The concept is similar to widely used pumped hydroelectric plants. Energy Vault completed its first major project this month near Shanghai, a stand-alone storage system that can supply as much as 25 megawatts of power for four hours. Other companies are testing new types of gravity storage systems, including ones using abandoned oil wells and mines.

Building owners and designers have a growing number of tools to limit carbon emissions from day-to-day operations, from better insulation to heat pumps. However, there are no substitutes for steel and concrete that are critical components of modern buildings, both of which are major sources of carbon emissions. There are efforts to decarbonize those materials, but they remain far from reaching a meaningful scale. For building owners looking to zero out emissions, turning a skyscraper into a massive battery is one avenue, according to Bill Baker, a consulting partner at Chicago-based SOM. 

SOM has created four storage system prototypes based on this concept. Three are standalone systems that use either heavy blocks or water, with two built into hillsides and a third that’s a tall, cylindrical tower. The last is intended for urban areas, a towering skyscraper that could include residential, retail and office spaces. Energy Vault’s Shanghai project is about 150 meters (490 feet) high, but SOM’s skyscraper batteries may be much higher, starting at 300 meters. 

Tall buildings are SOM’s specialty. Baker was the lead designer for the Burj Khalifa, the 828-meter tower in Dubai that’s the world’s tallest building, and he sees significant potential for incorporating energy storage into skyscrapers. That’s because the higher the weights are lifted when there’s a surplus of cheap electricity, the more potential energy they will hold that can be released when electricity is needed.  

“If I store it twice as high, twice the energy,” said Baker. “High is better.” 

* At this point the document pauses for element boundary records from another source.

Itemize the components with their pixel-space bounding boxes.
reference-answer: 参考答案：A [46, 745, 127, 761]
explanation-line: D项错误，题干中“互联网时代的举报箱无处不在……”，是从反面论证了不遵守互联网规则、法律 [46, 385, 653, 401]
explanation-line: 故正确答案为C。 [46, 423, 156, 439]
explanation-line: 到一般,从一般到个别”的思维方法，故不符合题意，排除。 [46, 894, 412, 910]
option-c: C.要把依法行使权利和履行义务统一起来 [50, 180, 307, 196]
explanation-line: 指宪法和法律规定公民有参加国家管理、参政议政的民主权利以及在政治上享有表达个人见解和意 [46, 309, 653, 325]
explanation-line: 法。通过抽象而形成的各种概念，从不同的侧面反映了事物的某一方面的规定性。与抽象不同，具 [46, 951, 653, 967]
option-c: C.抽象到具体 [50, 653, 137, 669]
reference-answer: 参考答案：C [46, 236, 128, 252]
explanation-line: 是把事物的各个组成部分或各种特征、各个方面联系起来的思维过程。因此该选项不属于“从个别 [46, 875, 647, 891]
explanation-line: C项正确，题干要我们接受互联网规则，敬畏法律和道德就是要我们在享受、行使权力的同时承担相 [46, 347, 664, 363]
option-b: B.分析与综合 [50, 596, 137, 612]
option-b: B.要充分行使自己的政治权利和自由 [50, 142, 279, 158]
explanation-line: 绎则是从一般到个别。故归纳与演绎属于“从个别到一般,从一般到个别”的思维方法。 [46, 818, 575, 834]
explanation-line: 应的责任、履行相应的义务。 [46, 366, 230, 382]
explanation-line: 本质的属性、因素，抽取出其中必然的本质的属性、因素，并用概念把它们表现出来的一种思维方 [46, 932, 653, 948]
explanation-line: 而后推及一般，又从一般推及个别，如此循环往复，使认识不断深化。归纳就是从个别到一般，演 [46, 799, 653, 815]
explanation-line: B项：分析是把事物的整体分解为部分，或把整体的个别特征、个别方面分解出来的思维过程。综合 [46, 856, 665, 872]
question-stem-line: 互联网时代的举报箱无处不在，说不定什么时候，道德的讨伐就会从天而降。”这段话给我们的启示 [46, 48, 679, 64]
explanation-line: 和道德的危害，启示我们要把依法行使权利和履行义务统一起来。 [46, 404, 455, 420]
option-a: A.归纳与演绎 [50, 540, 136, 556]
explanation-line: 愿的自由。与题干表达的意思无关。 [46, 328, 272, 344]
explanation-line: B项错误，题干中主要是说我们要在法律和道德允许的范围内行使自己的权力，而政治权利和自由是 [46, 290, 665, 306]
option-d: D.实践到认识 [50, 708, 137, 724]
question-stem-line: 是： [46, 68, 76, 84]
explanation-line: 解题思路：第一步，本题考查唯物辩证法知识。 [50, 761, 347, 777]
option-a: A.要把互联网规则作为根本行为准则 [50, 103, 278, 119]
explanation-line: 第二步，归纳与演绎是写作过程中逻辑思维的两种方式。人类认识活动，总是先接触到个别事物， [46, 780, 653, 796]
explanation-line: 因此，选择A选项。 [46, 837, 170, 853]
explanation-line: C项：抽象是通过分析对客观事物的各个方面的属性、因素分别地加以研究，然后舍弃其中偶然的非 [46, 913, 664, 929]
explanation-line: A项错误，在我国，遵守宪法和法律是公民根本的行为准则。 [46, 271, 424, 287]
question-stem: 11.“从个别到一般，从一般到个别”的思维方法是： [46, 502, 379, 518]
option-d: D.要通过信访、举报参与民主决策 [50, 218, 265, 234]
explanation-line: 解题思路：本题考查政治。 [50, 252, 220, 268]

Energy Vault’s current systems can provide energy for about five to 10 cents a kilowatt-hour, according to Robert Piconi, the Westlake Village, California-based company’s chief executive officer. That’s cheaper than lithium-ion batteries, which come in at about 13.5 cents, according to BloombergNEF. Going higher will shift the economics significantly, and he said the goal is to get that figure down to less than 5 cents, the levelized cost over a project’s lifetime. 

Once a building gets above about 200 meters, a gravity-storage system could supply more than enough power to cover its operations. That’s when building operators can start to offset the carbon footprint of construction materials, with some of SOM’s designs expected to see that payback in two to four years.  

“Instead of buildings being carbon emitters, think about a carbon payback,” Piconi said. The companies are talking to potential developer partners in the Middle East, and if things proceed smoothly, Piconi could see a project begin construction in early 2026. 

That date may be optimistic, though. Energy Vault has faced hurdles, including fundamentally redesigning its gravity system and offering chemical battery storage systems to customers as a way to generate revenue now. While completing the Shanghai project was an important milestone, and partners in that venture are now planning additional storage systems in China, Energy Vault’s shares have tumbled more than 85% since it went public in 2022 in a deal with a special purpose acquisition company. 

The idea of adding storage to a major skyscraper is fundamentally sound, according to Thomas Boyes, an analyst with investment bank TD Cowen. Planning, permitting and financing for these kinds of developments take years, however, and there’s only a limited number of so-called supertall projects that exceed 300 meters. Boyes said it’s more likely that mixed-use towers with Energy Vault technology could appear sometime in the 2030s. 

“It makes sense on paper,” he said. “There are underlying reasons why buildings will want this technology, but it’s a market that takes a long time.” 

Storage technology built into tall structures would significantly change the energy economics of the construction industry, said Adam Semel, a managing partner at SOM.

“Gravity energy storage has a huge role to play in the economy of the future,” Semel said. “We want to get to work on some actual buildings.”